A hallmark of growing up is walking around repeating phrases you learned in school or heard through the grapevine. “Reduce, Reuse, Recycle” was one of those popular phrases in first grade for me. This alliterative phrase flipped a switch in my mind, and while I did not understand the complexities of this sustainable mantra at the time, I did understand that recycling was important. The idea of recycling all the waste we produce is nice, but I’ve learned since those early days that “aspirational recycling” does more harm than good.
Aspirational recycling is otherwise known as ‘wish-cycling.’ This is when you feel that something should be recycled, so you put it in the recycling bin under the assumption that someone will sort through it. However, this is unfortunately not always the case. More often than not, if you place something in the recycling bin that cannot be recycled, everything in that bin will be sent to the landfill, instead. This is why it is crucial to understand the recycling rules and be intentional in your recycling habits.

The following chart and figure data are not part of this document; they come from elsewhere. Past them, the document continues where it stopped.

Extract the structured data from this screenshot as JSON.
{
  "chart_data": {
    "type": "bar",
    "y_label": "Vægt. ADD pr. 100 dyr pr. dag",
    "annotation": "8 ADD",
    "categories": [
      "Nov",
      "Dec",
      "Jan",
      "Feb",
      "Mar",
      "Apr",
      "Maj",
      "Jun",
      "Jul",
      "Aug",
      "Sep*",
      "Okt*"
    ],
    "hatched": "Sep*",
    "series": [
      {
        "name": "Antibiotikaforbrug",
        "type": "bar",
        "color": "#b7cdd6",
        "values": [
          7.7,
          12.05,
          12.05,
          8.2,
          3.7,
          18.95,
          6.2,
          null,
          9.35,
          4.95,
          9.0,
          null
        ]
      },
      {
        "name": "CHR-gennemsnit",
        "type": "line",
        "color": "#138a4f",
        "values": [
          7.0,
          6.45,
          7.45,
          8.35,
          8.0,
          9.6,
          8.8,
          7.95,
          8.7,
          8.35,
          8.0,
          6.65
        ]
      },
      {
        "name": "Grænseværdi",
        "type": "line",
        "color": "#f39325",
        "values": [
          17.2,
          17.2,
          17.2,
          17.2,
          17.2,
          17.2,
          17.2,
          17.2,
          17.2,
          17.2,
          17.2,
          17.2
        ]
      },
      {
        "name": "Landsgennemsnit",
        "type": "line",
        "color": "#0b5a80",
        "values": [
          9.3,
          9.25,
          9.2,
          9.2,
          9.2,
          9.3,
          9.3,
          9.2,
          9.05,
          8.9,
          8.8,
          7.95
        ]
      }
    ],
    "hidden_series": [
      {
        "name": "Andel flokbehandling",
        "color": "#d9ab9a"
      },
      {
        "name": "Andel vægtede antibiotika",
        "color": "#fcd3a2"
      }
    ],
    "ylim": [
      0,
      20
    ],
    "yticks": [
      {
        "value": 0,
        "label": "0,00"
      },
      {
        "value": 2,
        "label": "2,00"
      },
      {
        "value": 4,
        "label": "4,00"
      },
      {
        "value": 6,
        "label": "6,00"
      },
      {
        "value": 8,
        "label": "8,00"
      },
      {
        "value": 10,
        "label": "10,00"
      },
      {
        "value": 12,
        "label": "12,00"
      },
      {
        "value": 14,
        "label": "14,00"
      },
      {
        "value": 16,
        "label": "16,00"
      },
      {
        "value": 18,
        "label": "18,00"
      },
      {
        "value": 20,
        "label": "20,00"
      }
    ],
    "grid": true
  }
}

Recycling contamination is an ever-growing problem as people put the wrong items into the recycling bin or do not adequately clean out the residue from the recyclable item. According to the National Waste and Recycling Association, the average amount per load of recycling not deemed recyclable by a city or municipality increased from 7 to 25 percent in the last decade. This problem can be resolved through increased education about the recycling rules in each city and mindful practices to ensure you are doing your part in the sustainability efforts around your community.
Here are some action steps you can take to reduce aspirational recycling:
- Learn the recycling rules for the city you live in: The City of Winston Salem has many resources to help ensure you recycle correctly. The Winston Salem Journal released an updated and very detailed recycling schedule, and the city also has an app called WS Collects that shows the recycling and trash schedule for your street address.
- Avoid contamination by washing food debris from recyclables: This step only takes an extra thirty seconds and can save many items from being thrown into a landfill.
- Be mindful of your consumption habits: Avoid buying items you know cannot be recycled such as styrofoam egg cartons. Your dollar holds a lot of power as a consumer, so shop wisely!
- “When in doubt, throw it out”: It is better to discard something you are questioning rather than contaminate a pile of perfectly good recyclables.
First graders everywhere will continue to chant, “Reduce, Reuse, Recycle,” but it is up to us to ensure we take the proper measures to be responsible recyclers.